Ireland’s 2013 children’s rights referendum looks in hindsight like an exercise in “making ourselves feel good”, a leading priest has said.
Commenting on Dr Geoffrey Shannon’s audit of child protection procedures in An Garda Síochána, which revealed grave shortcomings in child protection across State agencies, Redemptorist Fr Gerry O’Connor, a member of the Association of Catholic Priests’ leadership team, said “We had a referendum in support of children’s rights, but the Government has not resourced all of the idealism of that referendum.”
Fr O’Connor pointed to how the report showed a lack of personnel, resources, and political will with regard to child protection, and told The Irish Catholic, “It looks now as though it was an exercise in making ourselves feel good without trying to turn the obligations of the referendum into a practical lived experience for children.”
Cooperation
Dr Shannon’s report, covering 2014 and 2015, criticised inter-agency cooperation as “overwhelmingly inadequate” and described as “scandalous” the refusal of private foster care services to organise placements for children with addictions or challenging behaviour.
The report noted how Gardaí told Dr Shannon that the child and family agency Tusla does not provide feedback or updates to them following the handover of the child’s care, describing this as “personally and professionally frustrating” for gardaí who had removed vulnerable children from their parents.
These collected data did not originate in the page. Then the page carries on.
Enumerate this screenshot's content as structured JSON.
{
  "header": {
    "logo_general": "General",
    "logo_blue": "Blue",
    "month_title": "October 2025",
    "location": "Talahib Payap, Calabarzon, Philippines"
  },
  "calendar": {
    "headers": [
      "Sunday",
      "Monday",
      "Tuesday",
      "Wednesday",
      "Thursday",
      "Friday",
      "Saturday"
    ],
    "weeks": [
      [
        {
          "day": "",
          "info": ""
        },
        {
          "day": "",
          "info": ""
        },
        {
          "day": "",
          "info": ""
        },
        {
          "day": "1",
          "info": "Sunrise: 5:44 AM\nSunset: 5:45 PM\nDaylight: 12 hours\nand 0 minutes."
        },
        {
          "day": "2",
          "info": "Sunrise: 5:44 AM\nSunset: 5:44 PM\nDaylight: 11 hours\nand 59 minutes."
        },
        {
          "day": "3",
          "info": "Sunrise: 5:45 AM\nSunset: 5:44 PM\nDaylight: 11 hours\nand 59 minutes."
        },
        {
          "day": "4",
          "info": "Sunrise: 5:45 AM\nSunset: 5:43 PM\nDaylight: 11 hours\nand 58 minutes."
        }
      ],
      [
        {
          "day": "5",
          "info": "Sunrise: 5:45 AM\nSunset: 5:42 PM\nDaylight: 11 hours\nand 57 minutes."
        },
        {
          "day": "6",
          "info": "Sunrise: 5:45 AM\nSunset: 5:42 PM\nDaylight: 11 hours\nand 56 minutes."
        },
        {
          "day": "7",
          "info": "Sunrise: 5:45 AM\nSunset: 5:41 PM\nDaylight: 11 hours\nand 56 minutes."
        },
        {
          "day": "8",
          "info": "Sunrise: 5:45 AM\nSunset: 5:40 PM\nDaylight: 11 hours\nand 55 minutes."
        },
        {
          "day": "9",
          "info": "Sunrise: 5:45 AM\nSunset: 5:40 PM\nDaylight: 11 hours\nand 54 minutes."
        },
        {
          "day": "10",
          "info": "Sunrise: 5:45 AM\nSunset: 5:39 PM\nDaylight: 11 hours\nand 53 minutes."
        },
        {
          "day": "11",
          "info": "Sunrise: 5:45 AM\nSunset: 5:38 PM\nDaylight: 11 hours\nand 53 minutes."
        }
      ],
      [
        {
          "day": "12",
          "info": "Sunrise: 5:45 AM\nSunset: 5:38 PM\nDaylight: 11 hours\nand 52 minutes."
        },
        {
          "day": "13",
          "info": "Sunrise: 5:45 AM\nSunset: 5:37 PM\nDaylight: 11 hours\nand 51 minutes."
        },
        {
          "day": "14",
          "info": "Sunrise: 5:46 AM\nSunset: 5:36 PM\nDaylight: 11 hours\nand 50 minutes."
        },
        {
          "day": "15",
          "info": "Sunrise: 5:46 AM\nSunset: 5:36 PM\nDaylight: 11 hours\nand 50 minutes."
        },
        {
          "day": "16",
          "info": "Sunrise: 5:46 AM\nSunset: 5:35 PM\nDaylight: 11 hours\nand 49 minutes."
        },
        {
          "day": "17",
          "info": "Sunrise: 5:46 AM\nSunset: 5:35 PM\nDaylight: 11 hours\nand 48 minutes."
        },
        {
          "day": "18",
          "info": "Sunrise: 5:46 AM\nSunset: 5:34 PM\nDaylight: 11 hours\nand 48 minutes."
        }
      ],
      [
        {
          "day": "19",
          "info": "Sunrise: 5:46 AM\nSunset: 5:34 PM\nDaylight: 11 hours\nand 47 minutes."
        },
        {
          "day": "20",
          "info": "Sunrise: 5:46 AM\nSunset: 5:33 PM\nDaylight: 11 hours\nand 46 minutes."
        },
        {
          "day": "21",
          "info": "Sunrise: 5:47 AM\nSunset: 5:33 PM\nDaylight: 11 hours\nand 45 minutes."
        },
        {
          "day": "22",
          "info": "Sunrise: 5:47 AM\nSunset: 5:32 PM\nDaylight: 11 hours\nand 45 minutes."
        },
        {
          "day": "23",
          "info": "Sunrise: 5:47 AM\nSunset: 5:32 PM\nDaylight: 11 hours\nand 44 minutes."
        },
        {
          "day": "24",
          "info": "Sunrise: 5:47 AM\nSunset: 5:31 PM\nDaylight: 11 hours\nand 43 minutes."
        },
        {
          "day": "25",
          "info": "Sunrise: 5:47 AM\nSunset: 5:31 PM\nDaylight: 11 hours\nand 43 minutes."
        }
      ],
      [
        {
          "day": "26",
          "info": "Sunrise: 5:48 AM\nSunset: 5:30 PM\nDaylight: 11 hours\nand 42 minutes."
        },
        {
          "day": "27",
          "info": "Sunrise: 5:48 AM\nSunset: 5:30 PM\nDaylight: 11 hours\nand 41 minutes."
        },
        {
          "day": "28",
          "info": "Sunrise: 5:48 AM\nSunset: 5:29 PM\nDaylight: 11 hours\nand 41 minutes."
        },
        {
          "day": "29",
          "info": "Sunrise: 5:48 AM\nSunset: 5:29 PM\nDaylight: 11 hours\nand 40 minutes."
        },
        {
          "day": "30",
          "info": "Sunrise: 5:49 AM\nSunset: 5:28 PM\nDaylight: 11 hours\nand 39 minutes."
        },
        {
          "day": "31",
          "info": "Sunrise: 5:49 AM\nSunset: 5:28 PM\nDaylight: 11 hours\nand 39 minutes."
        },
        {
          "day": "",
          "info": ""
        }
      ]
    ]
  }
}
It also described gardaí as highly critical of how out-of-hours social care services are often under-resourced, where they exist at all.
Consideration
While the report found that in the vast majority of cases, vulnerable children were only removed from their parents under Section 12 of the Child Care Act after careful consideration, it also found numerous gaps, flaws and variations in how gardaí recorded such instances of removal.
If any Church body had been as negligent as the State has been in recent years in its care for vulnerable children, Twitter would be “in overdrive calling for jailing”, Fr O’Connor said.
“Those who are normally very critical of deficiencies in the care of children and vulnerable people are silent,” he said, continuing of those who are often disparaging of voluntary, charitable, and faith-based initiatives, “They’re slow to criticise the State because they propose the State as the solution to all problems and the source of all good.”